A Doll's House

Front Cover
Nick Hern Books, 1994 - Drama - 102 pages
Nora Helmer, wife to Torvald and mother of three children, appears to enjoy living the life of a pampered, indulged child. But as her economic dependence becomes brutally clear, Nora's acceptance of the status quo undergoes a profound change. To the horror of the bewildered Torvald, himself caught in the tight web of a conservative society which demands that he exert strict control, Nora comes to see that the only possible true course of action is to leave the family home.

About the author (1994)

Henrik Ibsen, poet and playwright was born in Skein, Norway, in 1828. His creative work spanned 50 years, from 1849-1899, and included 25 plays and numerous poems.
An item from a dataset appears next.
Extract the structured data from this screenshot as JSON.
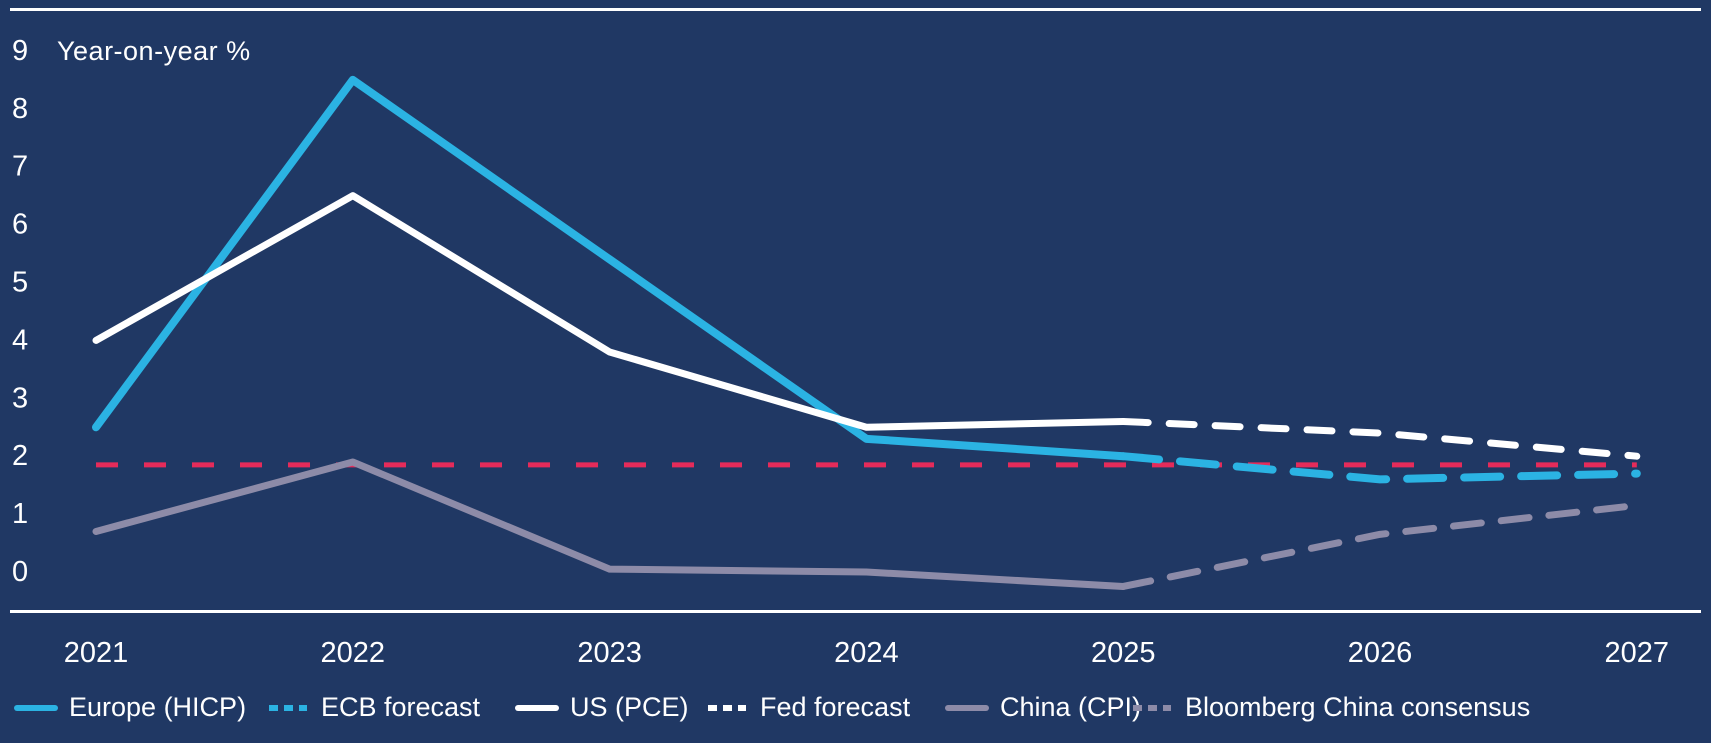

During his middle, romantic period (1840-1875), Ibsen wrote two important dramatic poems, Brand and Peer Gynt, while the period from 1875-1899 saw the creation of 11 realistic plays with contemporary settings, the most famous of which are A Doll's House, Ghosts, Hedda Gabler, and The Wild Duck. Henrik Ibsen died in Christiania (now Oslo), Norway in 1906. Kenneth McLeish was born in Glasgow, Scotland on October 10, 1940. He studied music and the classics at Worcester College, Oxford University. Before becoming a full-time author and translator in 1975, he worked as a teacher. He wrote and edited literary guides and cultural companions. His works included Theatre of Aristophanes, Penguin Companion to the Arts in the Twentieth Century, Bloomsbury Guide to Human Thought, Bloomsbury Good Reading Guide, Myth, Guide to Greek Drama, and The Pocket Guide to Shakespeare. He also wrote Listeners' Guide to Classical Music with his wife. He translated all 47 of the surviving classical Greek plays as well as individual plays by other playwrights. He also wrote a number of original plays and filmscripts including Orpheus and Vice at the Vicarage and adapted The Oresteia with Frederic Raphael for a BBC Television production entitled The Serpent's Tongue. He died on November 28, 1997 at the age of 57.